Multiple sclerosis is known to cause pain among patients, but studies are lacking on how much pain patients feel or how pain affects their daily lives.
In a new study in the most recent issue of Archives of Neurology, Danish researchers report results from a postal survey aimed at gauging pain among those with MS and comparing it to pain suffered by people in the general population. Investigators mailed detailed questionnaires to 711 MS patients living in one Danish county and 769 members of the general public who were matched by age and sex to the MS patients.
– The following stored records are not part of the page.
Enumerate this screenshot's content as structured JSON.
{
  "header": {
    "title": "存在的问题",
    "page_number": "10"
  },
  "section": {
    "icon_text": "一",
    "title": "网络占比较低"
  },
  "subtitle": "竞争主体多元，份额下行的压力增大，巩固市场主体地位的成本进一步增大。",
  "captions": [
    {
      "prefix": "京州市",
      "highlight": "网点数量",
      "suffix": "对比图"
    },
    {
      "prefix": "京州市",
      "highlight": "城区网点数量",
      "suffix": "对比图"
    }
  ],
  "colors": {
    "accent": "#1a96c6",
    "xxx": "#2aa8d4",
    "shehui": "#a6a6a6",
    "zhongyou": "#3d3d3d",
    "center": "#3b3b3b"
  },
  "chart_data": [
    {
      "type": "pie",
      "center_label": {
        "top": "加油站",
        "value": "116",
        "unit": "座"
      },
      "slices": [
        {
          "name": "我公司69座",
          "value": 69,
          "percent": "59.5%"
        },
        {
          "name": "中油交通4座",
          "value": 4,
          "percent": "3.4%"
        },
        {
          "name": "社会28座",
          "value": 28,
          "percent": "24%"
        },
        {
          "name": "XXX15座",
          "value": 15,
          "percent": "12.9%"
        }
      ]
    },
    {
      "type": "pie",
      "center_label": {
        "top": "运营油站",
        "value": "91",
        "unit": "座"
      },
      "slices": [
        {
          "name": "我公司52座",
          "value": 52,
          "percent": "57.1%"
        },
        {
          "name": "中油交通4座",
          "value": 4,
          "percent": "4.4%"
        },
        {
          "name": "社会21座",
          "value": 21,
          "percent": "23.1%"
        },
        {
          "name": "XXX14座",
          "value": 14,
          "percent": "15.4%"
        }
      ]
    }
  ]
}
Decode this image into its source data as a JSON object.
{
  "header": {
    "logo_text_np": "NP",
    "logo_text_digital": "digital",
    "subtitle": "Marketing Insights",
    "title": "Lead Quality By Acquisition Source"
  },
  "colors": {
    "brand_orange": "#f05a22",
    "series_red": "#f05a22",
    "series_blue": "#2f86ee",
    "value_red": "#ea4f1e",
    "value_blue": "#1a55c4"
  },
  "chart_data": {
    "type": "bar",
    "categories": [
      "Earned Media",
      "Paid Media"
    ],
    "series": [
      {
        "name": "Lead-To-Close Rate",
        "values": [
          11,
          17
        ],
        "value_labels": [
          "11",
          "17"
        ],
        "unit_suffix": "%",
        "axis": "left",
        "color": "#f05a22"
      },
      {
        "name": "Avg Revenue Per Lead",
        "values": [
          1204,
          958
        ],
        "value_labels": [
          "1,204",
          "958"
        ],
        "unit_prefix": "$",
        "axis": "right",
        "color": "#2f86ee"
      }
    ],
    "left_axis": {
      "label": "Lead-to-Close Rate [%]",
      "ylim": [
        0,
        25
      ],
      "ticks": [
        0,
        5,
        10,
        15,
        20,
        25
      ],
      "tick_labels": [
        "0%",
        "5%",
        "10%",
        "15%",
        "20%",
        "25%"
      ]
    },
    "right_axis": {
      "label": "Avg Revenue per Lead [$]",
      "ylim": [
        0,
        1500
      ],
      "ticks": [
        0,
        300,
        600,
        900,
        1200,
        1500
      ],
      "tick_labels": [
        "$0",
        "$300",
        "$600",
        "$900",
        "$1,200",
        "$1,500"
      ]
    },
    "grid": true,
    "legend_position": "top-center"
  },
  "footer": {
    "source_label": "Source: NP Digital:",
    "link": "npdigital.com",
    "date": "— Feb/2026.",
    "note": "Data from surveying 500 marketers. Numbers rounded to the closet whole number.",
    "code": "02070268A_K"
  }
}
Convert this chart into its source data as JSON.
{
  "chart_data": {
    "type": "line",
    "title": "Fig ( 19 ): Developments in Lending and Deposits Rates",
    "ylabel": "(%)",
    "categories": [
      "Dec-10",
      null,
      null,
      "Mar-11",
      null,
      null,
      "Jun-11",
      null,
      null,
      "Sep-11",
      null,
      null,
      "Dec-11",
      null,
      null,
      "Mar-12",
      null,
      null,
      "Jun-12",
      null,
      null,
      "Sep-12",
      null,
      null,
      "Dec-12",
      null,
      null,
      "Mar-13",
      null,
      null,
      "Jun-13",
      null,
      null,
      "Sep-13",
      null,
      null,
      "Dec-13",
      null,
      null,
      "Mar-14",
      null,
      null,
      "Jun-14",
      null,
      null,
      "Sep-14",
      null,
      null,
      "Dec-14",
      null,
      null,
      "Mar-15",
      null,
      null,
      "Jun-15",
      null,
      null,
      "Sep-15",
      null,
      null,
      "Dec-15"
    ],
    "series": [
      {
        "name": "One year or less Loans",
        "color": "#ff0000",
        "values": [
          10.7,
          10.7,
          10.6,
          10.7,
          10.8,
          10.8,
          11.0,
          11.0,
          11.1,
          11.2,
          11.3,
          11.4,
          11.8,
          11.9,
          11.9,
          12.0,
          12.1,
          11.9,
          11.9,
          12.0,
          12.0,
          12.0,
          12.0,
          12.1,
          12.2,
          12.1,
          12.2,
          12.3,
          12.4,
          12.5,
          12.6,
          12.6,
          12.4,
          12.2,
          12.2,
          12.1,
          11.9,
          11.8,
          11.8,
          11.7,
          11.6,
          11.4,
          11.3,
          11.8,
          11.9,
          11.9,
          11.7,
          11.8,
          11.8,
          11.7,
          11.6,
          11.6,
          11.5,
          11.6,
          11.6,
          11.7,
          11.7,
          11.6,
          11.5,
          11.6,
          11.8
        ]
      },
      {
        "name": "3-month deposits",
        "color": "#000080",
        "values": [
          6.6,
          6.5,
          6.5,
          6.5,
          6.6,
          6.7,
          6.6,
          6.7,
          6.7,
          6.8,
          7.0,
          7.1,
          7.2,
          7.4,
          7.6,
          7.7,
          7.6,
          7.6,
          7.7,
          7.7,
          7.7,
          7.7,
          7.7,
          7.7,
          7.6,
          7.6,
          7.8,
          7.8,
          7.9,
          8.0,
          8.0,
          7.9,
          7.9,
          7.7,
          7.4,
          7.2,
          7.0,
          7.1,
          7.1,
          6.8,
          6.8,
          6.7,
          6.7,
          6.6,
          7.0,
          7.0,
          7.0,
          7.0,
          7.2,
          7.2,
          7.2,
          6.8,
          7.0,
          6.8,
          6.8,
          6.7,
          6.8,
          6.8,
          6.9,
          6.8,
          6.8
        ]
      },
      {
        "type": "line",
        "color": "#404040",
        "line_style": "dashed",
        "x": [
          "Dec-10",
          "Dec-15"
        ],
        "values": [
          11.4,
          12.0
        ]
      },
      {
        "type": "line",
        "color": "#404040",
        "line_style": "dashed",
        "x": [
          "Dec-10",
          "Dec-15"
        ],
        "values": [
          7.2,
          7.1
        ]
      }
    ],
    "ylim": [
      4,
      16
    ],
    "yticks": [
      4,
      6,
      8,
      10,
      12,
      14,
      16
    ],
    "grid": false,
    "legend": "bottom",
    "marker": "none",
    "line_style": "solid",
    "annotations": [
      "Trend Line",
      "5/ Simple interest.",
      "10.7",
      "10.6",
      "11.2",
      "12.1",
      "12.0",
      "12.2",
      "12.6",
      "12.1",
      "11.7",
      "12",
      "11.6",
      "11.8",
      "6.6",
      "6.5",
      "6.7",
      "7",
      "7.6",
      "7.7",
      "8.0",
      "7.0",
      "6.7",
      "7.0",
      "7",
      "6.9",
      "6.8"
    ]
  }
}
Among those responding to the survey, about 80 percent of the MS patients reported experiencing monthly pain, compared to about 75 percent of the control subjects. However, MS patients were more likely to report more severe pain, greater daily use of analgesics, and pain that interfered with daily life most or all of the time. MS patients were also more likely to report pain in more
than one location and more frequent pain in areas such as the eyes, face, joints and muscles than those without MS.
The authors believe these findings are important because, while doctors recognize MS patients experience pain, pain has not been considered an important element of MS. They write, "To our knowledge, this is the first population-based study of pain in MS patients including a comparable
reference group. We suggest that a careful analysis and classification of pain in MS patients, along with a mechanism-based treatment strategy, may improve the quality of life for MS patients."